12:45 20 Oktober 2017
SNA Radio
    Politik

    EILMELDUNG - Behörden Kirgisiens: Der Ex-Präsident Akajew leitete die Ereignisse am 17. Juni

    Politik
    Zum Kurzlink
    0 0 0 0

    BISCHKEK,7. Juli (RIA Nowosti). Die kirgisischen Behörden behaupten, sie hätten Beweise, dass der Ex-Präsident Askar Akajew die Ereignisse am 17. Juni in Bischkek geleitet hatte, als der Versuch eines Staatsstreiches unternommen worden war.

    "Nach Informationen, die beim Sicherheitsrat eingingen, hatte es ein Telefongespräch gegeben, dem man entnehmen konnte, dass Akajew die Ereignisse am 17. Juni geleitet hatte. Es gibt Auszüge aus diesem Gespräch, die das unwiderlegbar beweisen", erklärte der amtierende Vizepremier Kirgisiens, Adachan Madumarow.

    Er teilte mit, dass nach den Wahlen des Präsidenten Kirgisiens am 10. Juli eine Sitzung des Sicherheitsrates der Republik stattfinden werde, der diese und andere Dokumente zu den Ereignissen am 17. Juni prüfen werde.
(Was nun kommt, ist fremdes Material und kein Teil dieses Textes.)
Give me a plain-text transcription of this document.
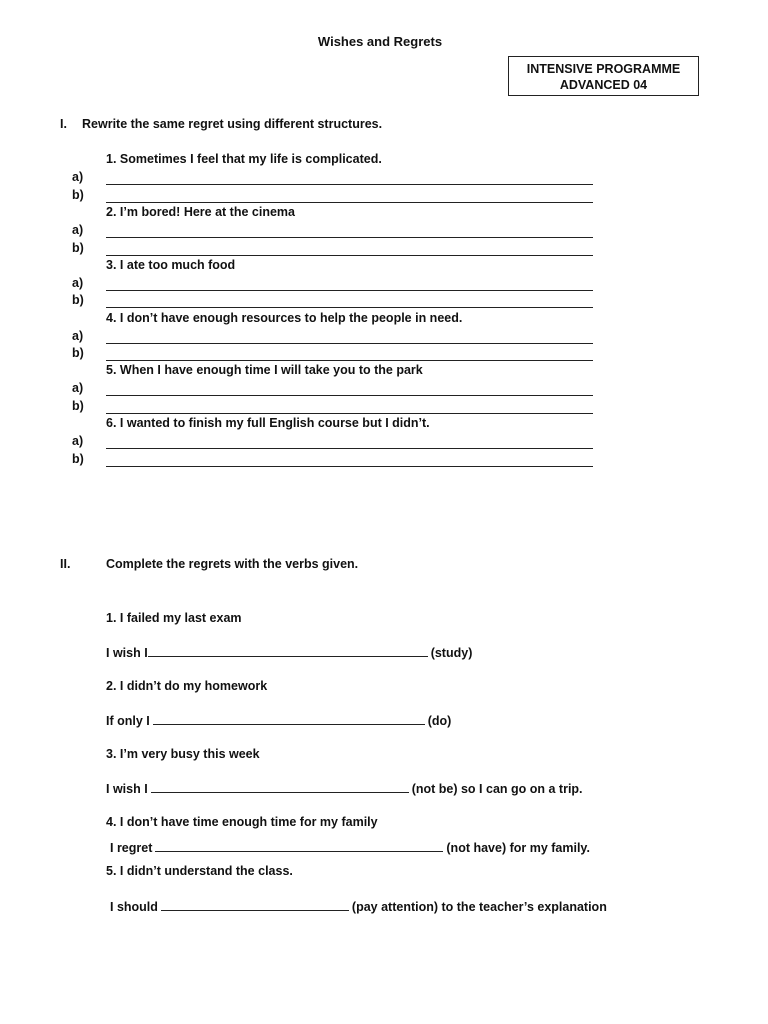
Wishes and Regrets
INTENSIVE PROGRAMME
ADVANCED 04
I. Rewrite the same regret using different structures.
1. Sometimes I feel that my life is complicated.
a)
b)
2. I’m bored! Here at the cinema
a)
b)
3. I ate too much food
a)
b)
4. I don’t have enough resources to help the people in need.
a)
b)
5. When I have enough time I will take you to the park
a)
b)
6. I wanted to finish my full English course but I didn’t.
a)
b)
II.	Complete the regrets with the verbs given.
1. I failed my last exam
I wish I	(study)
2. I didn’t do my homework
If only I	(do)
3. I’m very busy this week
I wish I	(not be) so I can go on a trip.
4. I don’t have time enough time for my family
I regret	(not have) for my family.
5. I didn’t understand the class.
I should	(pay attention) to the teacher’s explanation
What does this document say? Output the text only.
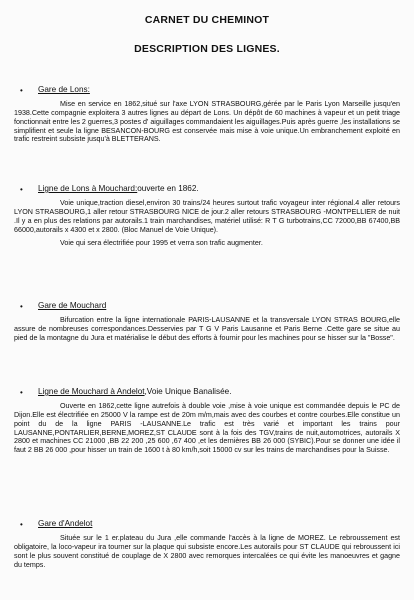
CARNET DU CHEMINOT
DESCRIPTION DES LIGNES.
• Gare de Lons:

Mise en service en 1862,situé sur l'axe LYON STRASBOURG,gérée par le Paris Lyon Marseille jusqu'en 1938.Cette compagnie exploitera 3 autres lignes au départ de Lons. Un dépôt de 60 machines à vapeur et un petit triage fonctionnait entre les 2 guerres,3 postes d' aiguillages commandaient les aiguillages.Puis après guerre ,les installations se simplifient et seule la ligne BESANCON-BOURG est conservée mais mise à voie unique.Un embranchement exploité en trafic restreint subsiste jusqu'à BLETTERANS.

• Ligne de Lons à Mouchard:ouverte en 1862.

Voie unique,traction diesel,environ 30 trains/24 heures surtout trafic voyageur inter régional.4 aller retours LYON STRASBOURG,1 aller retour STRASBOURG NICE de jour.2 aller retours STRASBOURG -MONTPELLIER de nuit .Il y a en plus des relations par autorails.1 train marchandises, matériel utilisé: R T G turbotrains,CC 72000,BB 67400,BB 66000,autorails x 4300 et x 2800. (Bloc Manuel de Voie Unique).

Voie qui sera électrifiée pour 1995 et verra son trafic augmenter.

• Gare de Mouchard

Bifurcation entre la ligne internationale PARIS-LAUSANNE et la transversale LYON STRAS BOURG,elle assure de nombreuses correspondances.Desservies par T G V Paris Lausanne et Paris Berne .Cette gare se situe au pied de la montagne du Jura et matérialise le début des efforts à fournir pour les machines pour se hisser sur la "Bosse".

• Ligne de Mouchard à Andelot,Voie Unique Banalisée.

Ouverte en 1862,cette ligne autrefois à double voie ,mise à voie unique est commandée depuis le PC de Dijon.Elle est électrifiée en 25000 V la rampe est de 20m m/m,mais avec des courbes et contre courbes.Elle constitue un point du de la ligne PARIS -LAUSANNE.Le trafic est très varié et important les trains pour LAUSANNE,PONTARLIER,BERNE,MOREZ,ST CLAUDE sont à la fois des TGV,trains de nuit,automotrices, autorails X 2800 et machines CC 21000 ,BB 22 200 ,25 600 ,67 400 ,et les dernières BB 26 000 (SYBIC).Pour se donner une idée il faut 2 BB 26 000 ,pour hisser un train de 1600 t à 80 km/h,soit 15000 cv sur les trains de marchandises pour la Suisse.

• Gare d'Andelot

Située sur le 1 er.plateau du Jura ,elle commande l'accès à la ligne de MOREZ. Le rebroussement est obligatoire, la loco-vapeur ira tourner sur la plaque qui subsiste encore.Les autorails pour ST CLAUDE qui rebroussent ici sont le plus souvent constitué de couplage de X 2800 avec remorques intercalées ce qui évite les manoeuvres et gagne du temps.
    Damals versuchten einige Tausend Personen, das Gebäude der kirgisischen Regierung einzunehmen. Sie wurden jedoch von Mitarbeitern der Rechtsschutzorgane zurückgedrängt. Für die Untersuchung wurde eine staatliche Kommission gebildet, die ihre Arbeit am 5. Juli abschloss. Die Ergebnisse der Untersuchung wurden vorläufig nicht bekannt gegeben.

    Früher erklärte Akajew, dass er mit diesen Ereignissen nichts zu tun habe. Akajew nannte die Versuche, ihm die Verantwortung für die Ereignisse in Bischkek aufzuerlegen, eine "klägliche politische Farce mit unheilvoller Schattierung".